SOCKS Authentication Layer: Determines the method of authentication for accessing the proxy through the SOCKS protocol. This only applies to traffic that is intercepted by the SOCKS proxy service (port 1080 by default).

SSL Intercept layer: Determines whether HTTPS traffic is decrypted or not. When facing issues with HTTPS sites, it is strongly encouraged to create a policy trace with this layer.

SSL Access layer: Determines the allow/deny actions for HTTPS traffic based on parameters located in the SSL handshake.

Web Authentication layer: Determines whether clients that are going through the proxy Web must authenticate or not.

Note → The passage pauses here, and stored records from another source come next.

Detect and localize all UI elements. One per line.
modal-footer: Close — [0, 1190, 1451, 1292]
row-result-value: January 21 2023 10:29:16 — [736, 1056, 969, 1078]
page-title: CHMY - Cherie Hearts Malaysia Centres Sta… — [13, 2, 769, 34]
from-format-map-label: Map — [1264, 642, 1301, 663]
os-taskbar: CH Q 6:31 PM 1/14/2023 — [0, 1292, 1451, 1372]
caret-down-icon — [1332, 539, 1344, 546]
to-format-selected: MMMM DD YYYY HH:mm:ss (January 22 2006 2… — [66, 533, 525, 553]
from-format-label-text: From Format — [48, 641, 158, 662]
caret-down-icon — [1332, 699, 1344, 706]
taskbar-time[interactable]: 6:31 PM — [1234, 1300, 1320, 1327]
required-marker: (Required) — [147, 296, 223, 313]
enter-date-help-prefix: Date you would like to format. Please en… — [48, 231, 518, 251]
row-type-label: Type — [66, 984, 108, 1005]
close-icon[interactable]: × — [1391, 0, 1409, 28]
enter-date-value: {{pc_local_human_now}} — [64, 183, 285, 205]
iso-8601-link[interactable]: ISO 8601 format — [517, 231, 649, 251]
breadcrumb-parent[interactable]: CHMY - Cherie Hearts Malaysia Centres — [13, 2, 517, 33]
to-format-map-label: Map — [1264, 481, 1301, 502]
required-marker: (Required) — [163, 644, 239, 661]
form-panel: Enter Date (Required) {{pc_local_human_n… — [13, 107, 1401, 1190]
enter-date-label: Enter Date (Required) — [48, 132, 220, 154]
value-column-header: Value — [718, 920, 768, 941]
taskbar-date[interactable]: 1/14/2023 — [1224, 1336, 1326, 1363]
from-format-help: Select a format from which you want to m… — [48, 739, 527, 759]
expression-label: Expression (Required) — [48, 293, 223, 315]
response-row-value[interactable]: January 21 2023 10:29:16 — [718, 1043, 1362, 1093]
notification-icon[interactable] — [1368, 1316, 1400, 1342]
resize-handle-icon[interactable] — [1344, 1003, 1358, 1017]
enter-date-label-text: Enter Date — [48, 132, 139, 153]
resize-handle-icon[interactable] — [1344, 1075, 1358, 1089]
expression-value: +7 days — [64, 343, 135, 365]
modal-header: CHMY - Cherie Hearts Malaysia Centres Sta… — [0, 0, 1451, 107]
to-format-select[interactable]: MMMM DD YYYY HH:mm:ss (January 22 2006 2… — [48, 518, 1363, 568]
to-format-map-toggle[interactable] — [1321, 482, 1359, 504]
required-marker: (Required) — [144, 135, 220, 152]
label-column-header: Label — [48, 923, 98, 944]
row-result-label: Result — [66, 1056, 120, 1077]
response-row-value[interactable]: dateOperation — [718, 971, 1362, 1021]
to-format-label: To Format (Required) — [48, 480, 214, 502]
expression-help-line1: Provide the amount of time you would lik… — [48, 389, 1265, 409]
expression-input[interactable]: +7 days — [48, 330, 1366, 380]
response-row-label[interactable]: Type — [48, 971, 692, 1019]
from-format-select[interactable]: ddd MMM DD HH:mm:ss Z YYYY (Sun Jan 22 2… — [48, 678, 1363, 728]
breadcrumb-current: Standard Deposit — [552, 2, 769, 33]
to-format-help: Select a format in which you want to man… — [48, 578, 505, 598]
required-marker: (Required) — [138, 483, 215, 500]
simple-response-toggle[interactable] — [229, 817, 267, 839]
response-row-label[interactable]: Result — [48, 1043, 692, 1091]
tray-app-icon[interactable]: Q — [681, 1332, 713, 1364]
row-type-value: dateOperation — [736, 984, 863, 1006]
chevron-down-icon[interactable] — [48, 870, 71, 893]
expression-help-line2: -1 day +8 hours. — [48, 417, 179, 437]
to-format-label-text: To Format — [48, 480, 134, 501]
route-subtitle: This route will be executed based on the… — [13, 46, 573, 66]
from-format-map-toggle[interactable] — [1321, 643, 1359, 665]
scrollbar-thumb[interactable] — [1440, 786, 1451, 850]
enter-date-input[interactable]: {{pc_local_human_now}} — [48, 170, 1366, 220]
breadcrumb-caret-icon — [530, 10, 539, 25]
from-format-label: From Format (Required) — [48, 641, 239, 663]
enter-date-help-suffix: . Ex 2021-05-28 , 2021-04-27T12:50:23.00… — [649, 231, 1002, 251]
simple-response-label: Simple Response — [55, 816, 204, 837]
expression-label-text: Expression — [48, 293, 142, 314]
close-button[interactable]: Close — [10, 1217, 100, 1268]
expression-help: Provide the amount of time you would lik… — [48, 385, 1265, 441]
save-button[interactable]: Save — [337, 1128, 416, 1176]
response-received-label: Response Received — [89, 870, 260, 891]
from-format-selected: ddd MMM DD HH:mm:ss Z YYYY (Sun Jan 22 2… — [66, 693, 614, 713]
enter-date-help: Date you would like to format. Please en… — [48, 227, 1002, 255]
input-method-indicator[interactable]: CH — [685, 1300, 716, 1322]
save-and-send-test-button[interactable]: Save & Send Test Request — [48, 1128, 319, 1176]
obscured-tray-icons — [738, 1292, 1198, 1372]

Web Access Layer:  Determines what clients can and cannot access on the Web and Specifies any restrictions that apply to HTTP traffic and decrypted HTTPS traffic.

Web Content Layer: Determines caching behavior, such as verification and Content Analysis redirection.

Web Request Layer: Determines if a transaction is denied at the request stage without accessing the origin server.

Forwarding Layer: Determines forwarding hosts and methods.

CPL layer: Allows you to compose Content Policy Language directly into the VPM. This CPL code can also be installed in other Policy Files such as the Local or Central policy files.

Policy Tracing and layer coverage:

The objective of a policy trace is to keep track of the traffic that goes through the proxy. For more information on how to create and read a policy trace, refer to article Use policy tracing to debug access denied errors or website accessibility issues

The traffic that gets tracked depends on the layer where the track object is created, and this is not as intuitive as it may seem. For example, when we create a Track object in a Web Access Layer, apart from Web Access traffic, the trace will also contain the rules that are located in the following layers:

-Web Authentication
-Web Content
-Web Request
-SSL Access
-SOCKS Authentication
-CPL Layers (including the ones in other Policy Files)

It’s important to note that SSL Interception rules can only be tracked by creating a track object in an SSL Interception Layer. The same applies to the rest of layers (such as Admin authentication or Admin Access layers).